Ein recht amüsanter Ausschnitt aus einem Buch von 1912:

Übergehen wir die Epoche Napoleons, deren Erinnerung noch heute in vielen Schiffsnamen wie Rivoli, Marengo, Massena, bewahrt wird, ebenso die Zeiten der Restauration, des Bürgerkönigtums und des zweiten Kaiserreichs, und wenden wir uns sogleich der dritten Republik zu, so macht sich hier in der Namengebung der Kriegsschiffe neuerdings, etwa seit der Ära Pelletan, eine unverkennbare Hinneigung zu einem phrasenhaften Pazifismus bemerkbar. Die Schiffe werden nicht mehr, wie noch bis Ende der 90er Jahre nach Vertretern fränkischen und französischen Kriegsruhms: Charles-Martel, Charlemagne, Saint-Louis, Bouvet, Suffren, genannt, sondern nach Helden des Geistes und der Feder, bestenfalls nach republikanischen Politikern: Danton, Mirabeau, Voltaire, Vergniaud, Diderot, Condorcet, Jules Michelet, Victor Hugo, oder nach abstrakten Idealen, die die demokratische Republik gepachtet zu haben glaubt: Democratie, Justice, Verite und die vor etlichen Wochen so schrecklich zugrunde gegangene Liberte. Diese Art der Namensgebung berührt unser Empfinden seltsam und fremd, ja sie erscheint uns geradezu als eine Lüge. Denn Kriegsschiffe sind nun einmal Werkzeuge der Gewalt und des Krieges, nicht des Friedens, und bekümmern sich im Ernstfall den Teufel um "Justice" und ,,Verite". Vollends, das Gemisch der neuen pazifistischen mit den alten kriegerischen Namen wirkt geradezu komisch. Was würden Sie dazu sagen, wenn Sie eines Tages in der Zeitung folgende Meldung lesen würden : ,,Das erste Geschwader der Hochseeflotte bestehend aus den Linienschiffen: ,, Wahrheit", ,, Freiheit", ,, Gleichheit", ,, Gerechtigkeit" sowie ,, Fürchterlich", ,, Entsetzlich", ,, Unwiderstehlich", und ,, Unbezähmbar" ist heute von Kiel nach Wilhelmshaven abgegangen" oder : ,,S. M. Panzerkreuzer ,, Schopenhauer", ,, Immanuel Kant" und ,, Friedrich Nietzsche" gingen heute zu Schießübungen in See?" (Nebenbei wäre ,, Friedrich Nietzsche" gar kein so übler Name für ein Kriegsschiff.

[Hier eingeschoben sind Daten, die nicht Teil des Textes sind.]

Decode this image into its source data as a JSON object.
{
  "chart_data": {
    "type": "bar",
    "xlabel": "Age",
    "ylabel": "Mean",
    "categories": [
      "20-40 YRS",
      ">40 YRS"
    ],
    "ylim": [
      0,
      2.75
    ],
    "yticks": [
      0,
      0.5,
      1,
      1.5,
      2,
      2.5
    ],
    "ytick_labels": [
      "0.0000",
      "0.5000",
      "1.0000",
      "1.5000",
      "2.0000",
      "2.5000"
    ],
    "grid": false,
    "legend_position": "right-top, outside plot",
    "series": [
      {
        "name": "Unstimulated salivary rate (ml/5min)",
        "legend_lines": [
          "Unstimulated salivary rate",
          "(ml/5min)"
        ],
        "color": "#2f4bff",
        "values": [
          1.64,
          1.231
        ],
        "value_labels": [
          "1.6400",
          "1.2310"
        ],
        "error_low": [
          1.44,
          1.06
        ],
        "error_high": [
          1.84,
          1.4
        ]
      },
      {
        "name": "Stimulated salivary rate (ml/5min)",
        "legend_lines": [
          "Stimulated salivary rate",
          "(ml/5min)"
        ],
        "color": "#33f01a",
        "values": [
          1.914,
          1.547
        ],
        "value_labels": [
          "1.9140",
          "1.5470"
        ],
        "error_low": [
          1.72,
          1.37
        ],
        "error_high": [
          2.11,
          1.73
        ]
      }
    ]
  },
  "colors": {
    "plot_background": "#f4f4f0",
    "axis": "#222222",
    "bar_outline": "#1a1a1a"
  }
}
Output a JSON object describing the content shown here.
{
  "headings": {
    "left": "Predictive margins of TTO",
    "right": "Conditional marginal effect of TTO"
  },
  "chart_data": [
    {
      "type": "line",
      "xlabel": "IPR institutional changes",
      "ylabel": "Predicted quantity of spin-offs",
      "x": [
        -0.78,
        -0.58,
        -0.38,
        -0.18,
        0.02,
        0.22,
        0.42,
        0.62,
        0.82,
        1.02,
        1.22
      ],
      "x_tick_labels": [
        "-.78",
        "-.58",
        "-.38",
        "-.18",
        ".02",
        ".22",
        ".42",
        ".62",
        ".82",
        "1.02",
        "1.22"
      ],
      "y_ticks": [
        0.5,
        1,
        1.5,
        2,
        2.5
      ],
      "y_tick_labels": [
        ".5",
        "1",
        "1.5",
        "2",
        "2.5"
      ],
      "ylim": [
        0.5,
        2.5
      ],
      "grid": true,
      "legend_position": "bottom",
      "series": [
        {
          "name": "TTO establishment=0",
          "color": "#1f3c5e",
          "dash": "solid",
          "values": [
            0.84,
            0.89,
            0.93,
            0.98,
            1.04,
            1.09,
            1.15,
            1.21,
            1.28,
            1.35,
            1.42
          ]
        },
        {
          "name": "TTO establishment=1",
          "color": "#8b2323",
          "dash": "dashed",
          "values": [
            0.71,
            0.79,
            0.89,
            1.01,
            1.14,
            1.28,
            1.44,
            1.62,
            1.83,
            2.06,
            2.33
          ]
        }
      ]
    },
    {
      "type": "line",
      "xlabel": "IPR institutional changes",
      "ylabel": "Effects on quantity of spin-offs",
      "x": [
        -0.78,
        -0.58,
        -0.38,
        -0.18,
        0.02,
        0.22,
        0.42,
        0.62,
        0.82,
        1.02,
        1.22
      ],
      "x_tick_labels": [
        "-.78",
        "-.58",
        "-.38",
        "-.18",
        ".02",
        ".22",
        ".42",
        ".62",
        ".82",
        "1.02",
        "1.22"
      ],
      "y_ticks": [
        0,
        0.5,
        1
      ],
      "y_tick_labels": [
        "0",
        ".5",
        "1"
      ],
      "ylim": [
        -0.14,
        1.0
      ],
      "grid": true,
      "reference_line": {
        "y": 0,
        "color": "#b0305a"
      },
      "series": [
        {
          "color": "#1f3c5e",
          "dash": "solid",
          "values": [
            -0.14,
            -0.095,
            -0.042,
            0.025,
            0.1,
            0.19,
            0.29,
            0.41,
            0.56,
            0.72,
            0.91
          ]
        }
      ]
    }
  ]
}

Denn auch dieses soll ja ein ,, Umwerter aller Werte" sein.)
Servus

Thomas

Suicide Is Not a War-Winning Strategy

kalli

Das Thema, das Thomas hier anschneidet ist ganz interessant. Schiffsnamensgebung und ihr zeitgeschichtlicher Rahmen. Allerdings kann man da auch viel hineininterpretieren und zu glorreiche Namen können arg in das Gegenteil umschlagen, wenn dem stolzen Schiff mit einem noch bedeutsameren Namen ein arges Mißgeschick, sprich gegnerische Versenkung, beschieden ist. Da sind doch geografische oder Städtenamen etwas unverfänglicher- auch wenn bei der Namensgebung der Namensgeber an eine heldenhafte Schlacht nahe der Stadt xxx gedacht haben mag. Wer kennt nach dem Untergang dann noch diese Geschichte? Oder gar ein Mönch als Namensgeber? Gut, die gekrönten Häupter sind dafür auch ganz gut, besonders, wenn ihrer nur noch an der Gruft oder in Geschichtsbüchern gedacht wird. Heilige sind auch nicht schlecht, so können die auf einem solchen Schiff kommandierten Mariner im Kampf auf einen vertrauensvollen und sehr präsenten Beistand hoffen.
Ach ja die Mariner selbst. Wie stehen sie eigentlich zu ihrem Schiffsnamen? Identifizieren sie sich mit ihm? So wie mit ihrem Schiff und ihrer Aufgabe?
Genug damit. Ich hänge mal eine kleine Übersicht (nur für Linienschiffe und Schlachtschiffe) an, die ich aus Bernhard Gomms Buch "Die russische Marine 1856-1917" zusammengestellt habe. Dabei habe ich auch seine Transliteration übernommen, die mir persönlich eigentlich nicht so zusagt. Aber das ist wirklich Geschmackssache. Bernhard Gomm hat verdientermaßen die Namensherkunft der russischen Schiffe in seinen Bänden beschrieben. Auch dafür gebührt ihm Dank top

Urs Heßling

moin,

Zitat von: kalli am 12 April 2011, 21:09:50
die Mariner selbst. Wie stehen sie eigentlich zu ihrem Schiffsnamen? Identifizieren sie sich mit ihm? So wie mit ihrem Schiff und ihrer Aufgabe?
eigene Erfahrung: ja  :MG:

Gruß, Urs
"History will tell lies, Sir, as usual" - General "Gentleman Johnny" Burgoyne zu seiner Niederlage bei Saratoga 1777 im Amerikanischen Unabhängigkeitskrieg - nicht in Wirklichkeit, aber in George Bernard Shaw`s Bühnenstück "The Devil`s Disciple"

Glasisch

Ob da wirklich bei Borodino die Russen einen Sieg  landeten, ist dahingestellt; eher Unentschieden, aber die Russen haben ihr Ziel erreicht, sich nicht vernichtend schlagen zu lassen. Napoleon wurde angehalten, nachdem man ihm schwere Verluste zugefügt hatte, aber Kutusow war auch geschwächt nach dieser Schlacht, so daß er nicht nachschlagen konnte, also Rückzug nach Moskau und als Napoleon nachrückte,wurde die Stadt in Brand gesteckt und der einfallende Frost gab dem Kaiser der Franzosen den Rest...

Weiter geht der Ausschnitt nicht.